I ran on into an open space behind the abandoned brownstone where two buildings had already been demolished leaving an emptiness in the city like a scar. I scrambled over the wet mounds of debris in the open space. The voice behind the pistol in the alley had been the ex-Legionnaire “associate” of Claude Marais-Gerd Exner.

I reached the far street. It was dark and deserted, the people not yet out again after the summer storm. I trotted left toward the wider avenue, no sound of running behind me. I didn’t think they would come after me in the open when I was ready for them, but I watched the corner ahead in case they tried to head me off. There was no one at the corner.
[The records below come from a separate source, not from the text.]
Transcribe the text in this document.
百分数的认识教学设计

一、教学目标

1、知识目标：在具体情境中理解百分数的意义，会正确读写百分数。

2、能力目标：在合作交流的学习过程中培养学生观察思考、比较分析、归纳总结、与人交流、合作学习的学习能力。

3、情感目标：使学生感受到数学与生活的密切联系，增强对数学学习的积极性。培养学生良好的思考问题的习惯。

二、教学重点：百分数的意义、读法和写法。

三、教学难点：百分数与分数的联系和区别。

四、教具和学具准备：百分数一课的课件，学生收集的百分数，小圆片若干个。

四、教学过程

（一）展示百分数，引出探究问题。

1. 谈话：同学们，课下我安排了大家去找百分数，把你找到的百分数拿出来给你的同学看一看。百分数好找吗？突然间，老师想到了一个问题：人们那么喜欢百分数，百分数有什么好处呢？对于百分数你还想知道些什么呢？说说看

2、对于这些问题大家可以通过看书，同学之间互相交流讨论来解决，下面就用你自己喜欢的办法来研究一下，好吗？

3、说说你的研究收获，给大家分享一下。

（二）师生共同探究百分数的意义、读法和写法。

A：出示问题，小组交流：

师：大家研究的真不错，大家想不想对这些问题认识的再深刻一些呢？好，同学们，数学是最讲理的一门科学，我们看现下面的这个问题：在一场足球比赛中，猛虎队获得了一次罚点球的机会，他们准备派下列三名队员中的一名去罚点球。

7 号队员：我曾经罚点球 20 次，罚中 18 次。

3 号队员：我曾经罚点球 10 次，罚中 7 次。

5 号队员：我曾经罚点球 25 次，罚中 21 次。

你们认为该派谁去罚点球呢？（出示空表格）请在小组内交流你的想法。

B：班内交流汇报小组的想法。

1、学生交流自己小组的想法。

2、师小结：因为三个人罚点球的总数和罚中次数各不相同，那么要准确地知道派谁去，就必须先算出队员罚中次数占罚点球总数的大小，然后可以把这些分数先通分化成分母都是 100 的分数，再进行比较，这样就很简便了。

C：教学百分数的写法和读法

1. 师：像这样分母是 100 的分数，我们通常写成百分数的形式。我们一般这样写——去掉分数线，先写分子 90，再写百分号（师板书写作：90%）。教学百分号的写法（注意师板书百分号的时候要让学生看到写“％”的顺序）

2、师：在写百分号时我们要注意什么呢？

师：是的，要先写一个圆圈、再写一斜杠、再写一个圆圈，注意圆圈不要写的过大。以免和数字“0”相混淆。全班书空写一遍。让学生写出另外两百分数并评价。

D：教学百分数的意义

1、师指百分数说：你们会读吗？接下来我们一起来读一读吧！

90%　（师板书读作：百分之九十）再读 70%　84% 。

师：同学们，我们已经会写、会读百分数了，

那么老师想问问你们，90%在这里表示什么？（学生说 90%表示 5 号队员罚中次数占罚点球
They probably didn’t even know which way I had run. I looked back down the dark street toward the open space and the alley to be sure, and saw the black car turn out of the alley toward me.

I jumped into the cover of a doorway as the black car came to the corner, but the ex-Legionnaire, Gerd Exner, saw me. The car skidded to a stop, began to back up. Exner had a gun, I didn’t, and I couldn’t know what he wanted with me, or which side he was on. I ran up the wide avenue. The black car ground gears to come after me, the traffic on the avenue light in the dark after the storm.

I reached the next corner. The street sign high on its lamppost read: 10th Avenue-19th Street. I knew where I was. I ran left again down Nineteenth Street toward the condemned building where Charlie Burgos and his boys had taken me. Before the black car and Gerd Exner could follow, I jumped down into a sunken areaway in front of an Italian market. With any luck, Exner would think I was going back to the condemned building, and drive past me.

He did. The black car went on down the street toward the condemned building. It was all the break I needed. I knew where I was now, I’d gained a few moments, and Exner had lost sight of me.

I slipped along the dark streets back to my office.

This time no one was waiting for me in my office. I locked my door, just in case. Gerd Exner would know by now where my office was. All right, what did the ex-Legionnaire want? With me, or with Charlie Burgos, or both?